Je tiens d’ailleurs à préciser, parce que c’est quelque chose que j’explique aux élèves de l’ESIT, la différence entre ce qu’on appelle la traduction didactique et ce qu’on appelle la traduction professionnelle. La traduction didactique c’est thème/version, de la traduction pour s'entraîner. Quand on passe à la traduction professionnelle, il s’agit d’un acte de communication et on traduit pour faire comprendre et non pas pour comprendre ce qui est totalement l’inverse. C’est la raison pour laquelle en traduction professionnelle on ne traduit pas de la même manière du tout, parce que la finalité est complètement différente.

 

K.M. : Le conseil est-il également une forme de connexion ?

 

I.C. : Je pense qu’un des problèmes c’est que les « traducteurs » sont par nature habitués à être dans l’ombre, en retrait et que désormais il faut qu’on arrive à se mettre en avant pour expliquer en quoi nous sommes des professionnels.
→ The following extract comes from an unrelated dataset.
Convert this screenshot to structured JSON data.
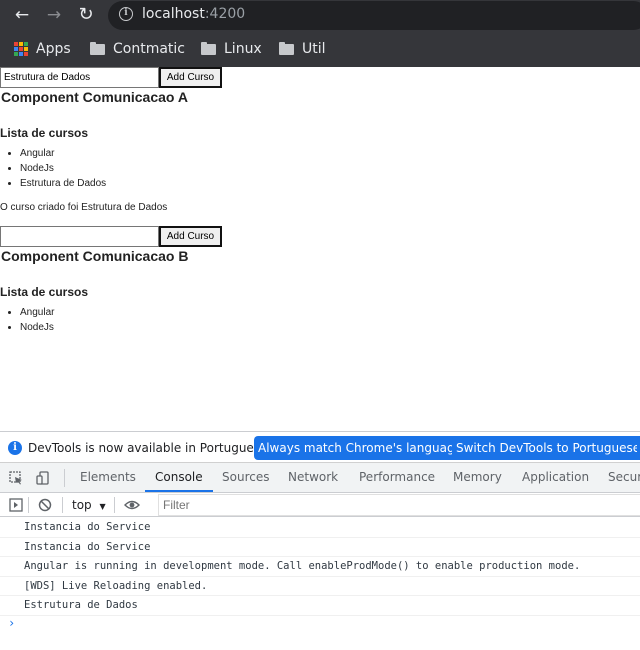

Devenir même des conseillers.ères dans le domaine de la communication interculturelle. Parce que nous sommes tout à fait aptes à le faire, être des conseillers en termes de communication écrite ainsi que dans l’application des outils. Donc il s’agit de sortir de l'ombre, expliquer, faire un peu de pédagogie et être capable d’expliquer en quoi consiste notre travail, c’est aussi ça la connexion.